To the extent that historians in 50 years comment on Adam Falk’s tenure, their discussion will focus on his decision to ban John Derbyshire from Williams and the larger debate over free speech on campus. (Key previous threads start here, here and here.) Let’s spend two weeks going through Falk’s two main discussions of this decision: his extended defense last year as published in the Chronicle of Higher Education and his Washington Post swan song. Day 8.
Private colleges have a great deal of discretion to choose which guests to invite to speak in our communities. Our campuses are not legally public squares. So these provocateurs have instead turned their focus to the more vulnerable public institutions.
“Vulnerable” is an interesting choice of works. Often, when people think that an institution is “vulnerable” to something pernicious, they want to strengthen or protect it. Would Adam Falk like to strengthen public schools so that they, like Williams, are no longer “vulnerable” to people like Derbyshire? I am honestly curious.
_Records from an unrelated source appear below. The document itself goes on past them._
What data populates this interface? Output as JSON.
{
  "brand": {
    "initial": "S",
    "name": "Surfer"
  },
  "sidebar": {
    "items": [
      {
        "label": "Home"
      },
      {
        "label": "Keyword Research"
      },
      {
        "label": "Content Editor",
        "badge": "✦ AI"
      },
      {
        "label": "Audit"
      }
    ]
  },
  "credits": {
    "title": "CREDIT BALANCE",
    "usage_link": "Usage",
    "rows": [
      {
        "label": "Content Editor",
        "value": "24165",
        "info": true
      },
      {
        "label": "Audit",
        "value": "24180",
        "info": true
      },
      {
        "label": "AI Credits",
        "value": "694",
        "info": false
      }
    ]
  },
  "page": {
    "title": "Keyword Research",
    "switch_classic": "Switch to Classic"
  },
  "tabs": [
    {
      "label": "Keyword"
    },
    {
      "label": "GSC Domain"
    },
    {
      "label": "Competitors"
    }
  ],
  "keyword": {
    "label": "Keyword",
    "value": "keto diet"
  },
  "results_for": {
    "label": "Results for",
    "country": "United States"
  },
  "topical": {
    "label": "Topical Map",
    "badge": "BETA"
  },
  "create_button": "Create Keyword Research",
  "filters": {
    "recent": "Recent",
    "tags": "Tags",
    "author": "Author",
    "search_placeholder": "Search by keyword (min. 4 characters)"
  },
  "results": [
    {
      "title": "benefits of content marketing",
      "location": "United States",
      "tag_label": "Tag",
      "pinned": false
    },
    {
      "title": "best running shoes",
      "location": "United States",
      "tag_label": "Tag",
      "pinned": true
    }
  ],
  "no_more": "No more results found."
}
After all, laws, even the Constitution, can be changed. Or judges can change what the laws mean. If the First Amendment were to be interpreted as strictly as some other amendments, it might become possible for public universities to ban “hate speech.” Is that what Adam Falk wants?
Just this fall we’ve seen the University of Florida forced to spend more than $500,000 to enable a single speech by Spencer.
“Forced?” Not by Spencer. Spencer is happy enough to speak for free. The problem is, obviously, Antifa, the same group responsible for the violence at Middlebury. They seek to deprive, using violence, Spencer from exercising his constitutional right to free speech. Does Falk really want to see the heckler’s veto work so well?
Falk’s opinions are not important because he is important. They are important for the light they shed on where elite opinion is heading in America: Toward the restriction of unpopular speech.
And of course there were the far more agonizing costs of the tragedy in Charlottesville, which began with people carrying torches, swastikas and Confederate battle flags across the Lawn at the University of Virginia.
The Lawn is public. Would Adam Falk like to ban Confederate flags, and the people who like them, from the Lawn? From all public property? From private property? Of course, we need rules and regulations and permits for the use of public land. Current US law is that all such regulation must be viewpoint neutral. The rules for having a Black Lives Matter march on the Lawn must be the same as the rules for having a Nazi march. Adam Falk seems to prefer an America in which some viewpoints are allowed on the Lawn and some are not. Is he some weird outlier? I doubt it.